Pour ce qui est des scandales alimentaires, vous avez mentionné des affaires qui ne sont pas de même nature : il y a des cas de mésusage, des cas de fraude et des cas de mauvaise évaluation du risque sanitaire présenté par certains ingrédients ou certains composés. Le mésusage et la fraude relèvent de la direction générale de la concurrence, de la consommation et de la répression des fraudes (DGCCRF), et donc du contrôle par la puissance publique. Pour ce qui est de la méconnaissance du risque, il ne serait pas étonnant, comme je vous l'ai dit, que l'on constate régulièrement que tels ingrédients, tels additifs ou tels contaminants présents, naturellement ou pas, dans les aliments, ont un effet indésirable qui n'a pas été caractérisé jusqu'alors parce qu'on ne cherche pas à le faire. On peut se dire, par exemple, qu'il est bizarre de trouver du dioxyde de titane dans des produits où il n'a pas à être, puis l'on constate des activations inflammatoires et l'on s'interroge. La question juste est : a-t-on besoin de dioxyde de titane pour fabriquer des bonbons plus blancs afin que les enfants en mangent davantage ? Je le redis, le problème, étant global, appelle des mesures globales et pas uniquement un étiquetage nutritionnel. Une révision générale s'impose.
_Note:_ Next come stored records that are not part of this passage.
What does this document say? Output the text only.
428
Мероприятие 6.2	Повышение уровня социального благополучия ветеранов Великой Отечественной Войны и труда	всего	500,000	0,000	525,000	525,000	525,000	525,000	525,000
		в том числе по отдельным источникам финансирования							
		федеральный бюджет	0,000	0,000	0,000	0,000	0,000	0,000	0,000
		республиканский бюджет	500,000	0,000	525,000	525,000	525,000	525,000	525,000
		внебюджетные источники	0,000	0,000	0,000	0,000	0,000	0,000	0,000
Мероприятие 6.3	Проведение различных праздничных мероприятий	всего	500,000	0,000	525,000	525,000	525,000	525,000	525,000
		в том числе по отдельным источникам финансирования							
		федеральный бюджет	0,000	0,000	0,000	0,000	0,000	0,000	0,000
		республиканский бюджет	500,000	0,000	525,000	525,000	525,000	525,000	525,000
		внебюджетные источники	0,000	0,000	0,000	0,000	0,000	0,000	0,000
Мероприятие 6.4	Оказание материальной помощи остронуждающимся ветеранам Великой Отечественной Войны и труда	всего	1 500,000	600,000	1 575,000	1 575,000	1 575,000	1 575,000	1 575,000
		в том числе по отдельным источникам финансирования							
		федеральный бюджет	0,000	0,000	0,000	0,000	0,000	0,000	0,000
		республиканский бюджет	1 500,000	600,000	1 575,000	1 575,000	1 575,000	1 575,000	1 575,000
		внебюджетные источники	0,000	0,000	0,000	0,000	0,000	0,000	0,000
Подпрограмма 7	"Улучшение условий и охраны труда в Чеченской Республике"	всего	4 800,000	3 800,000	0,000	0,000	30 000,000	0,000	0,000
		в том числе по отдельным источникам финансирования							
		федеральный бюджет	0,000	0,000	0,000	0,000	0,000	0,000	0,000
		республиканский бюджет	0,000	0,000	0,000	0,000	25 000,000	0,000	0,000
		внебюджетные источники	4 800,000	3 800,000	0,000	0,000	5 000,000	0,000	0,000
Je ne peux pas vraiment dresser le bilan complet du PNNS, mais de très bonnes choses en sont issues : on a beaucoup parlé de nutrition, de nombreuses initiatives locales très intéressantes y ont trouvé leur source et l'on a donné des repères de consommation, ce qui tend à se rapprocher de la pyramide alimentaire qui m'est chère, vous l'avez compris.
L'augmentation du taux d'obésité chez l'enfant est effectivement effrayante. Que faire ? On peut certainement expliquer que tel aliment est très sucré et qu'il vaut mieux en consommer un autre, mais je vais à nouveau plaider en faveur d'une autre approche, celle de l'éducation nutritionnelle, qui consiste à expliquer aux enfants ce qu'ils doivent manger et ce qu'ils ne doivent pas manger, leur dire qu'ils peuvent boire une boisson sucrée mais occasionnellement, que mieux vaut manger un fruit que boire un jus de fruit… C'est à la fois simple et compliqué, parce que l'éducation n'est pas une chose facile, que cela prend du temps, que cela demande des aptitudes et des compétences et aussi des déclinaisons par les acteurs de terrain. Et puis, si l'on traite de l'obésité, il faut s'intéresser à la taille des portions, la grande absente des réflexions. Sur ce plan, à mon avis, un travail concret pourrait être fait. Il faut expliquer aux gens ce que doit être la vraie taille des portions alimentaires car l'inflation est étonnante. Il faut être capable aussi de bien désigner la densité énergétique – c'est évidemment un ensemble.
De façon générale, les aliments proposés par les vendeurs de fast food ne sont pas de nature à contribuer favorablement au régime des Français. Que la viande soit française ou qu'elle soit tchèque ne change pas grand-chose ; qu'elle contienne moins de matières grasses ou pas, non plus. Ce niveau de réductionnisme n'embrasse pas la réalité des choses. Il faut revenir à des régimes que l'on sait favorables, et ils ne donnent pas une très grande place aux aliments que l'on trouve dans les chaînes de restauration rapide. C'est pire ailleurs, vous avez raison, mais dans tous les cas, ce n'est pas bon.
Il faut inculquer la connaissance des produits, faire une éducation nutritionnelle et une éducation culinaire, apprendre aux gens ce que contiennent les aliments qu'ils consomment – ce qui est le cas quand vous faites une mayonnaise vous-même. Le contexte est celui de la déstructuration des repères culturels traditionnels, attaqués depuis cinquante ans. J'ai conscience de ne pas faire de propositions faciles, de ne pas vous dire qu'en faisant ceci et cela on réglera le problème, mais c'est que je ne le crois pas. Un ensemble de choses est nécessaire, la première étant une structuration culturelle supérieure fondée sur une éducation nutritionnelle sur les régimes que les gens peuvent consommer. Cela ne signifie pas que d'autres mesures ne peuvent pas avoir une influence positive, et cette indispensable structuration culturelle supérieure ne doit bien sûr pas obérer le reste – y compris l'étiquetage nutritionnel – tout aussi important et parfois plus pratique à mettre en oeuvre immédiatement.